IL METEO A BREVE TERMINE
In realtà il cambiamento sta già iniziando, difatti l’Anticiclone sta spingendo verso le Isole Britanniche e una massa d’aria piuttosto fresca scivolerà verso sud. L’Italia verrà coinvolta parzialmente, quanto basta a provocare un nuovo abbassamento delle temperature e un incremento dell’instabilità.
Temperature che dovrebbero diminuire ovunque, riportandosi su valori più consoni al periodo. Non scordiamoci che arriviamo da un fine settimana particolarmente caldo, specie al Centro Sud e tra le due Isole Maggiori.

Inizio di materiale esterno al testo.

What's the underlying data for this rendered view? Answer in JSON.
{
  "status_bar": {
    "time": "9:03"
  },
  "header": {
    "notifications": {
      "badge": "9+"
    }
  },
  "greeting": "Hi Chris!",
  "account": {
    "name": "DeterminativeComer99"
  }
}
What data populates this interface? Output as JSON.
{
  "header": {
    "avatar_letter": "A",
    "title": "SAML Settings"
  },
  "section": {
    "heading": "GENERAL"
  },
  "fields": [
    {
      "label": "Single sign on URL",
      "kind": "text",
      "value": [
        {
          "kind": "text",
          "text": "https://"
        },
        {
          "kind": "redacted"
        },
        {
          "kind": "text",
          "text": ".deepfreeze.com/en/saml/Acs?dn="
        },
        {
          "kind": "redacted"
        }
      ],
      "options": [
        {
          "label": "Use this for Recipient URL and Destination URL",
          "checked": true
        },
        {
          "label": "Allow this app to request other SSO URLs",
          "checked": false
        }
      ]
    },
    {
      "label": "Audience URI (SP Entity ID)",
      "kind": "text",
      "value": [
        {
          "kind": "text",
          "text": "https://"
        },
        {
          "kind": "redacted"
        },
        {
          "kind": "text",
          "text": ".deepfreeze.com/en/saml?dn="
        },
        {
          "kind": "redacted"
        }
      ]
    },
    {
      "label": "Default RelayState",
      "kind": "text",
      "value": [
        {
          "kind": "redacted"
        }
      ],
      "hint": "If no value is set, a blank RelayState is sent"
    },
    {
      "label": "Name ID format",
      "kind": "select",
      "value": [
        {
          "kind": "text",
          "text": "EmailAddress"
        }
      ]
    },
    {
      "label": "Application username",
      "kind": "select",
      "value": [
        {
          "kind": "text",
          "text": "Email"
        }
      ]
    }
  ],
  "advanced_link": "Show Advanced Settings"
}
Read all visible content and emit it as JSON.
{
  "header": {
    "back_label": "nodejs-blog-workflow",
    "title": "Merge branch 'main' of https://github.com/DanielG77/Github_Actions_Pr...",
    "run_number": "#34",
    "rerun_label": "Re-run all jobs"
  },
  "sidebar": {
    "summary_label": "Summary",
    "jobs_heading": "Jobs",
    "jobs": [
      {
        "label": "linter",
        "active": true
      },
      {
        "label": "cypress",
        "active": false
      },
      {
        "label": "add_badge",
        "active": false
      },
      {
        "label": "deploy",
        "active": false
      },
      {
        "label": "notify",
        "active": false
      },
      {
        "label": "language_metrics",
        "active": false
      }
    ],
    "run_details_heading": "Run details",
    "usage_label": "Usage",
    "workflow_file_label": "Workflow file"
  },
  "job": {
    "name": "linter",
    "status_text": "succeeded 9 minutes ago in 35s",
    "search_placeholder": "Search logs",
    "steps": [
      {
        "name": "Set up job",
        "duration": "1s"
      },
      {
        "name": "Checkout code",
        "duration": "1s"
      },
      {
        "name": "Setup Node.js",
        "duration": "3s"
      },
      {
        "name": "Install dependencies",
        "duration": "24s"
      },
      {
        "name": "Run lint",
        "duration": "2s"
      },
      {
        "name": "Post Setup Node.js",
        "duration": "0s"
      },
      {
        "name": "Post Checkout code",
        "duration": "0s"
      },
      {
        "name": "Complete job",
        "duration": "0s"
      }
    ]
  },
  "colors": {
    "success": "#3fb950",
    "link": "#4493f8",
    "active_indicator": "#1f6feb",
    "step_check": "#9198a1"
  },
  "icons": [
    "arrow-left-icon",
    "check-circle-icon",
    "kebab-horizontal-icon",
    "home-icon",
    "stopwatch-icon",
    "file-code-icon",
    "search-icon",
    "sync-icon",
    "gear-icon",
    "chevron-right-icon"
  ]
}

Per quanto riguarda le precipitazioni aspettiamoci parecchi temporali, temporali che dal Nord Italia si estenderanno anche sulle altre regioni. L’aria fresca riuscirà ad aprirsi un varco verso ovest, quindi non mancheranno fenomeni sparsi – localmente intensi – anche su tirreniche e due Isole Maggiori.
SI VEDE L’AUTUNNO
Considerando le profonde variazioni bariche citate in apertura, l’Autunno sembra volersi aprire un varco importante. La struttura depressionaria in isolamento sull’Europa centro orientale potrebbe insistere per 7-10 giorni, ricevendo nuovo sostegno freddo da nord.
Le sue maglie cicloniche potrebbero propagarsi a tratti verso l’Italia, mantenendo in auge condizioni ideali per instabilità atmosferica localmente intensa ma soprattutto per temperature che si manterranno sostanzialmente in linea con le medie stagionali. Il gran caldo africano, per capirci, potrebbe essere terminato. Almeno sino al 10 settembre.
IN CONCLUSIONE
Siamo ormai prossimi al capolinea stagionale e lo s’intravede all’orizzonte. Resta da capire cosa potrebbe accadere qualora la depressione continentale dovesse riuscire ad avere maggior peso anche sul Mediterraneo.
Rammentiamo che le previsioni meteo con validità sino a 5 giorni hanno una maggiore affidabilità, mentre questa decresce man mano che ci allontaniamo nel tempo.